Adirondack Council’s Top Priorities for 2021:
Complete and implement plans to address overuse, expand education, build infrastructure, pilot enforcement of Wilderness resource capacity limits and increase personnel, to protect natural resources, and secure community benefits.
Win Conservation Funding
Reauthorize a $3-billion Bond Act for water, climate, and overuse and fully allocate the $300-million Environmental Protection Fund, plus $1 billion for clean water projects, including funds for the Adirondack Park.
Combat Climate Change and Acid Rain
Promote clean energy and continue implementation of the new climate law, expand renewable energy, restore federal protections against acid rain, and enhance research funding.
Stop Invasive Species
Achieve comprehensive boat inspection compliance Park-wide.
Support More Vibrant Communities
Provide funds for planning, smart growth, communications, health care, jobs, housing, and recreation.
Expand Park Diversity Equity and Inclusion Efforts
Plan and start to implement actions for a more welcoming, inclusive Adirondack Park that celebrates all kinds of diversity.

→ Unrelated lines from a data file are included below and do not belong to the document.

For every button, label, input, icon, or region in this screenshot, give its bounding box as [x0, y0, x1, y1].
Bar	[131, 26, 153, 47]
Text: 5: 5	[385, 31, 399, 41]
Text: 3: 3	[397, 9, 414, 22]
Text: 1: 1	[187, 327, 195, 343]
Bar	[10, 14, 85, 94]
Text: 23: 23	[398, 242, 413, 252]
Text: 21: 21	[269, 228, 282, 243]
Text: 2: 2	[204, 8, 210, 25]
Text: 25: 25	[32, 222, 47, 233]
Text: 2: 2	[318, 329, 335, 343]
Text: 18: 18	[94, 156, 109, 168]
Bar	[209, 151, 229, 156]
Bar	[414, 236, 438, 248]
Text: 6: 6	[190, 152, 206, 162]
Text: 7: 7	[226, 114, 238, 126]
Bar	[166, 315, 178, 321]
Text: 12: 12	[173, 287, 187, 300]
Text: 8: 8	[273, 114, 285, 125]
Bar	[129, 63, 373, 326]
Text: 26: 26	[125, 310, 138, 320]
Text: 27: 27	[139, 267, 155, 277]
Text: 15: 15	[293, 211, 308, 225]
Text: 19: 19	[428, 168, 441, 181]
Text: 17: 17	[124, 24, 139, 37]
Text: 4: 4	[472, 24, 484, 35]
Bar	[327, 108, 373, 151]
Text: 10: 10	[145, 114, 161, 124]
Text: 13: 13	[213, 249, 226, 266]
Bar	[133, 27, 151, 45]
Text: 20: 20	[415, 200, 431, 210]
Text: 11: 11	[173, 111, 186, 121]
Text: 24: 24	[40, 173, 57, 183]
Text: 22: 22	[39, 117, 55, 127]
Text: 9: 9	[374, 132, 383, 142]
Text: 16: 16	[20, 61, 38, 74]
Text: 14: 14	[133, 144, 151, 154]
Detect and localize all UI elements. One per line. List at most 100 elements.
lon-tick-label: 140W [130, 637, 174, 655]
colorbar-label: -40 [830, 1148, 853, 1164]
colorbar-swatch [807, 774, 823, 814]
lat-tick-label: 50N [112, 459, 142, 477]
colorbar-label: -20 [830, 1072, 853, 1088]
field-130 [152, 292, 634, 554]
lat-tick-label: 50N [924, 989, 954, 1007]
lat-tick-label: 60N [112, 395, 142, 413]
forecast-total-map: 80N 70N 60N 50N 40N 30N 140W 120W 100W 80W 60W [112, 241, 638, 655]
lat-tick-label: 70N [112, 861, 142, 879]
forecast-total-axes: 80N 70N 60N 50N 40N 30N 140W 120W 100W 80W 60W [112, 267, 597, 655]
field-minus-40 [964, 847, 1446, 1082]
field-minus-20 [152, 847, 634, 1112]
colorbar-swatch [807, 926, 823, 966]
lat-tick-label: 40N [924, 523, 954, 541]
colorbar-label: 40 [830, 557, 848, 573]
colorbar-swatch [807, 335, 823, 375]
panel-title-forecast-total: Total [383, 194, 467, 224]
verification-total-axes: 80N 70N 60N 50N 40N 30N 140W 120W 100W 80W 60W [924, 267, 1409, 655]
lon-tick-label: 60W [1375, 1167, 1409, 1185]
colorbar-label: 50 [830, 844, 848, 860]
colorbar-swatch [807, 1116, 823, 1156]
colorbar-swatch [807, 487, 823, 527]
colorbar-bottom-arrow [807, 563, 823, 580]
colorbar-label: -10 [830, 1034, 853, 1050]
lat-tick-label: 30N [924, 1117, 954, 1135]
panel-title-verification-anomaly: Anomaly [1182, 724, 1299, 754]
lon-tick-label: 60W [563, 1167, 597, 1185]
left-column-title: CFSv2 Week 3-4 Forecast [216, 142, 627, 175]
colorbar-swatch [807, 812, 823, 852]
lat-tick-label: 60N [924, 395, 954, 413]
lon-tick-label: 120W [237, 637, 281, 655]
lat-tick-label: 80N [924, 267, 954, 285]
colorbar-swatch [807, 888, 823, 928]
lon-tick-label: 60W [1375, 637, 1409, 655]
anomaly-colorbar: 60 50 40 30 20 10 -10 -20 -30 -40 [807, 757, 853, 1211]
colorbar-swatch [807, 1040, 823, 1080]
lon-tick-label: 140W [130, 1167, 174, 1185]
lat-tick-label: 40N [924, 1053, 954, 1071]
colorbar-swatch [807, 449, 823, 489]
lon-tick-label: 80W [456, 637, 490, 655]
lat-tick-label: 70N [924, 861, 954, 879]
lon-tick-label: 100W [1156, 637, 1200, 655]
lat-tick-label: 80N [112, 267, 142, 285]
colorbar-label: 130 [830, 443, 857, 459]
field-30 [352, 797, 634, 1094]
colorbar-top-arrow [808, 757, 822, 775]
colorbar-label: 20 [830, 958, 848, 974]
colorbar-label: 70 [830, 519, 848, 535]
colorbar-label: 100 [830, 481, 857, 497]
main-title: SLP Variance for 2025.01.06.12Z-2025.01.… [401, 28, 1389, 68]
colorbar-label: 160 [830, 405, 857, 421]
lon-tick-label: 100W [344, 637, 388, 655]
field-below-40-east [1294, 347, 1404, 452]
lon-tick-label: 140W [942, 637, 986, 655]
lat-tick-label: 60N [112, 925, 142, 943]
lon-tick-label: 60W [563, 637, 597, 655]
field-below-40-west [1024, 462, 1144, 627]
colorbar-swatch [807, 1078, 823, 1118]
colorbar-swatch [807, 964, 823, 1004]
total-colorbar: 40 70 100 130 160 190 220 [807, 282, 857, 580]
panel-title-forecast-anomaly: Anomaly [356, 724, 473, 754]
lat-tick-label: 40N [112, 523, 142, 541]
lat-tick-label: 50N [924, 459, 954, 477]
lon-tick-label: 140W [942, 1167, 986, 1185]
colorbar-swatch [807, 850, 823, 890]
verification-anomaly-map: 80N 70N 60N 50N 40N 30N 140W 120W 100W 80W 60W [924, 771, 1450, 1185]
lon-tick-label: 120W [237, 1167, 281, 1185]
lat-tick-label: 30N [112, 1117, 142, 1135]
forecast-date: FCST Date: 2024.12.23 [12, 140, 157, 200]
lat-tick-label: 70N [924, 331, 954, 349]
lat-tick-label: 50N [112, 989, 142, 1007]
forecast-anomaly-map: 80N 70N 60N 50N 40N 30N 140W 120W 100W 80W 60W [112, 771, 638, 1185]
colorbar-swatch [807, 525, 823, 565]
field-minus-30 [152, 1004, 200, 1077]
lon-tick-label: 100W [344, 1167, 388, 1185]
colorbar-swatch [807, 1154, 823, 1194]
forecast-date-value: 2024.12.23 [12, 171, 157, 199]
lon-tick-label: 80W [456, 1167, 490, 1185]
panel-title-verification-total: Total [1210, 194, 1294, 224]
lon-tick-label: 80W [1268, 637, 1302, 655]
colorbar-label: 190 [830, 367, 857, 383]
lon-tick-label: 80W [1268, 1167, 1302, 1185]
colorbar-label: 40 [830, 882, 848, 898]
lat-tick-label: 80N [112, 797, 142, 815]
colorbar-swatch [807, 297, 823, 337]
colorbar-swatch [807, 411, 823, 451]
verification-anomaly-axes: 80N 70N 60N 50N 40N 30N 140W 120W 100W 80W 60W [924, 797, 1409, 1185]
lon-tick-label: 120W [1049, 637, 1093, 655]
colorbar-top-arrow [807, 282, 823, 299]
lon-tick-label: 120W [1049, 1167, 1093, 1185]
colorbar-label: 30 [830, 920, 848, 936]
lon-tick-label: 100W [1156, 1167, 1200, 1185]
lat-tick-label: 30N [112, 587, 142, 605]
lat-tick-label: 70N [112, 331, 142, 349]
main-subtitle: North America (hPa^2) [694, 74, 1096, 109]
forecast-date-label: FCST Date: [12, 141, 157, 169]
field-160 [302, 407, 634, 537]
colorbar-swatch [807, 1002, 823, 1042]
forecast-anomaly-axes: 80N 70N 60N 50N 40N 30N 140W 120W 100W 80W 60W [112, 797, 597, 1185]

Approve Environmental Agency Reforms
Increase funding, staffing, and oversight of the Department of Environmental Conservation and the Adirondack Park Agency, and update planning and conservation tools to better incentivize private land stewardship.
Defend the NYS Constitution
Defend the integrity of the “Forever Wild” clause of the state constitution, and secure second passage of the “Environmental Bill of Rights” so voters may approve it in 2021.
Janeway said that the Adirondack Council’s State of the Park Report was the most detailed and comprehensive report on any park in the United States. The Adirondack Park is the largest park in the contiguous United States. It contains most of the motor-free wilderness and Old Growth forest remaining in the Northeast.
“Our world-class park deserves world-class oversight and management,” said Janeway. “This organization interacts with public officials on every level of government, from the park’s nine village boards to Congress and the White House. Most importantly, we are non-partisan. We give credit and find fault with the actions of Republicans and Democrats alike.
“Our freedom to publish a frank and unvarnished critique of the actions of public officials is due to the support we receive from private citizens inside the Park, in New York, across the United States and around the world,” Janeway said. “We rely upon private support to maintain an independent voice for the ecological integrity and wild character of the Adirondack Park.”